The GBP to EUR trades at 1.1587 as traders can’t make their mind up on the current level. Germany will also see IFO business sentiment this morning.
German GDP disappoints
A recent bounce in activity and data gave investors hope that the latest German GDP would be boosted, but the market has seen a slight drop.
The German economy shrank by 1.8% quarter on quarter and 3.1% for the year, according to the Federal Statistics Office. The numbers were expected to be -1.7% and -3% and are weaker than the average eurozone reading. It’s another sign that investors seem to give the single currency a pass.
German households’ saw a slight increase in disposable income as the government ploughed billions of euros into furlough, restrictions also made it harder for consumers to spend it.
“The drop in consumption is colossal,” VP Bank Group economist Thomas Gitzel said.
German household spending fell 5.4% for the latest the quarter, but the savings rate rose to a record high above 23.2%. The economy is starting to open further now and should see a continued boost for the GDP numbers in Q2 onwards.
Traders will now wait for the German IFO number which will give an update on business sentiment for entrepreneurs in the country.
UK borrowing drops in April
April’s UK public borrowing figures showed that the government’s financial position isn’t as bad as the Office for Budget Responsibility (OBR) predicted at the time of the budget.
The latest numbers also mean that tax hikes and spending cuts that have been proposed, could be avoided, if stronger growth remains on track with forecasts.
The forecast £90bn worth of COVID-19 government support in the current fiscal year should keep public borrowing higher in 2021/22.
“But we have been saying since the end of last year that rapid economic growth would quickly improve the outlook for the public finances.

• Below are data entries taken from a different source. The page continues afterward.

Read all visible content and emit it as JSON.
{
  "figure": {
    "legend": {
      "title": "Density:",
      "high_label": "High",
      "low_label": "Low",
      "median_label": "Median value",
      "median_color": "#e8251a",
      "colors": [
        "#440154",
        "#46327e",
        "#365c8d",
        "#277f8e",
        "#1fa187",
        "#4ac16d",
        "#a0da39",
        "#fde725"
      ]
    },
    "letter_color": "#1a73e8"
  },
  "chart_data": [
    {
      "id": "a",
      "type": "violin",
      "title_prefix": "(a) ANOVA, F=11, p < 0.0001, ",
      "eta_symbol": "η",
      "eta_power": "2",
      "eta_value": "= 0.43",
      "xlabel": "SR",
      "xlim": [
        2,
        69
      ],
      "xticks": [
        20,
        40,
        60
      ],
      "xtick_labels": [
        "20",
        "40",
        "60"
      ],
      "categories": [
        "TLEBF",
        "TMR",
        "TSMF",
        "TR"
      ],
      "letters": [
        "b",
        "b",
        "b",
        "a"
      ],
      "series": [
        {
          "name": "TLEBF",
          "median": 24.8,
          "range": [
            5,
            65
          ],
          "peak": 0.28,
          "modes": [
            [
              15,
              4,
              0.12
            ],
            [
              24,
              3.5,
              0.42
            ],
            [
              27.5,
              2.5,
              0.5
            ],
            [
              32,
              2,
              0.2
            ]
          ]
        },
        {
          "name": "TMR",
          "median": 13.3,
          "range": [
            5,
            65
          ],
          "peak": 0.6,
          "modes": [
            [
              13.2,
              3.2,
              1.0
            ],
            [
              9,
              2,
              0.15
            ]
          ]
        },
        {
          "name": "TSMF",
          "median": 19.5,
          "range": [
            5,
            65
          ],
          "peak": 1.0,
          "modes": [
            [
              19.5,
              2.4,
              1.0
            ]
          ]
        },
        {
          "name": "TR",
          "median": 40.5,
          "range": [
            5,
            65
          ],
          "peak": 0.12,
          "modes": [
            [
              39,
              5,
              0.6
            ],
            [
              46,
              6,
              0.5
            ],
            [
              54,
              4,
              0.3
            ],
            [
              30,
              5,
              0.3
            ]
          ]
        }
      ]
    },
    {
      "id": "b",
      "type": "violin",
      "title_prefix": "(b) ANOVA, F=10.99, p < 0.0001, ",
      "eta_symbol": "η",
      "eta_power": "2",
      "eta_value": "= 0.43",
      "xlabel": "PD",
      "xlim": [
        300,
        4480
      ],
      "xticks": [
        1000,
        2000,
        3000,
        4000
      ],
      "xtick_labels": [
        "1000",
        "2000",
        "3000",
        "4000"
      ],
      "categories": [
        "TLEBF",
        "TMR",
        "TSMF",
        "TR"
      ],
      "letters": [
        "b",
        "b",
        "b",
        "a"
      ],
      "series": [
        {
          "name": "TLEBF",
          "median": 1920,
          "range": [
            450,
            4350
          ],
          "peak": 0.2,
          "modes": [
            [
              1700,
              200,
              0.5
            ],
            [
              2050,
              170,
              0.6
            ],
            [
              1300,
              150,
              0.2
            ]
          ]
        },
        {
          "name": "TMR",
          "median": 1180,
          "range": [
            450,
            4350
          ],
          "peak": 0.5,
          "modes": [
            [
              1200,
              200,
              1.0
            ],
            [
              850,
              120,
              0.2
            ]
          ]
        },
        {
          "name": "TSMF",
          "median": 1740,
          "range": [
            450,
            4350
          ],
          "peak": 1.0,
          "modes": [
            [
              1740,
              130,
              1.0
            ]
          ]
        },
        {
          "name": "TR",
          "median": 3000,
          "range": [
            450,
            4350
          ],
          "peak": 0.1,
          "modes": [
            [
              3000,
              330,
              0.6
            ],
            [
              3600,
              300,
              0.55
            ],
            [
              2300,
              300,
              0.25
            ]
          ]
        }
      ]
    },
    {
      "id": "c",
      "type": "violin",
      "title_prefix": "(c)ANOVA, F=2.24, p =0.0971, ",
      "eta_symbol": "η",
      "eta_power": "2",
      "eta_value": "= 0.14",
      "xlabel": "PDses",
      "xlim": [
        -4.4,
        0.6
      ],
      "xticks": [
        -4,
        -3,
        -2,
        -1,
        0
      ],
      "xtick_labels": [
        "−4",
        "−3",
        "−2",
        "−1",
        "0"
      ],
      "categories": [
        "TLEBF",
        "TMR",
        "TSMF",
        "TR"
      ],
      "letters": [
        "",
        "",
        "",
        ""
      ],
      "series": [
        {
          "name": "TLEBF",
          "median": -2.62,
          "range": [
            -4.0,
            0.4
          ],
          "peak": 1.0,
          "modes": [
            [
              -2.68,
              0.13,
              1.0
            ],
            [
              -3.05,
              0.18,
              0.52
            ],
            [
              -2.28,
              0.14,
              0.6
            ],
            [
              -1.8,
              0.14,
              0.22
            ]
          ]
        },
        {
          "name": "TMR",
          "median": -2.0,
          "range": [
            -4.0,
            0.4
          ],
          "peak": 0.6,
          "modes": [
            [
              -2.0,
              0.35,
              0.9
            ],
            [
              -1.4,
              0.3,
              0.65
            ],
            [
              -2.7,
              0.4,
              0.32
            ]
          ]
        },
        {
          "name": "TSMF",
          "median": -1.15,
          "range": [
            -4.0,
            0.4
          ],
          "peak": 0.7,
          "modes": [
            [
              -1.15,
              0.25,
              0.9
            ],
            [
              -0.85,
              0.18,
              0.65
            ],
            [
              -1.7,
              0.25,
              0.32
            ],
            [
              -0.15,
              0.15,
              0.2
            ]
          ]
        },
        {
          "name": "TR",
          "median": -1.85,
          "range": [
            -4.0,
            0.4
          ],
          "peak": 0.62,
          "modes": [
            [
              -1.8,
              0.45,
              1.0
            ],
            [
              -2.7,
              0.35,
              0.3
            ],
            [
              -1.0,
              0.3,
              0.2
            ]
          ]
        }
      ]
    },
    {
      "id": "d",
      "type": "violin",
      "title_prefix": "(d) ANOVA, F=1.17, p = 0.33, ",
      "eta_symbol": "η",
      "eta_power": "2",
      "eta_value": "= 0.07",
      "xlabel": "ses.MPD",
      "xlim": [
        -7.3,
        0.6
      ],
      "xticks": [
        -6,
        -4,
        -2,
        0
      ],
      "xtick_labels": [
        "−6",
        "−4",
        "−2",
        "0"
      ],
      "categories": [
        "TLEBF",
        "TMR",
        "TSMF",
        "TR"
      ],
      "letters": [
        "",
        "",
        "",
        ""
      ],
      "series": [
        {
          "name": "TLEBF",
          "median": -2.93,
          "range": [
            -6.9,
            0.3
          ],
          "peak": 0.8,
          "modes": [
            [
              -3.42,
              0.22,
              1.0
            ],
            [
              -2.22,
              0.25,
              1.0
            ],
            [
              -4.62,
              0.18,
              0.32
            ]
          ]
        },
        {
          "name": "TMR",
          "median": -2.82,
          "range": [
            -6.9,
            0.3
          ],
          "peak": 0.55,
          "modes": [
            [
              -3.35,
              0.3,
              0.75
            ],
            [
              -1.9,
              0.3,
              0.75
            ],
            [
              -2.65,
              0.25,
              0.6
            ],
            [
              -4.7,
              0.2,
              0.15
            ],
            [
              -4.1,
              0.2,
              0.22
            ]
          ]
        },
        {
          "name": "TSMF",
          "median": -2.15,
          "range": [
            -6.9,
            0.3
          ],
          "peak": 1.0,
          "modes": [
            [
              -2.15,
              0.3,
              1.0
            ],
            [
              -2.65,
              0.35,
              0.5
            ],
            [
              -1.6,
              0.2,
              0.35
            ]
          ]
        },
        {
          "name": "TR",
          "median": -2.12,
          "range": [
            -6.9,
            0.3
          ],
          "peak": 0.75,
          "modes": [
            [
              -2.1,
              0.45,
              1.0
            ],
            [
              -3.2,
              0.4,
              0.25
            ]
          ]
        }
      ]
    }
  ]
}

That means the Chancellor may be spared having to implement his proposed tax hikes/spending cuts before the 2024 general election,” said Capital Economics.
Britain’s borrowing was still at its second highest in any April, with the ballooning cost of tackling the pandemic. Net borrowing was forecast to be £31.7bn, according to figures released by the Office for National Statistics. The number is £15.6bn less than was seen in April 2020, when the country borrowed around £47bn as the pandemic got underway. The borrowing was still nearly double that of the 2008-09 financial crisis.
The GBPEUR has resistance at 1.1600 and the Ifo number will play its part but the pound sterling seems to be running out of steam and needs a fresh catalyst.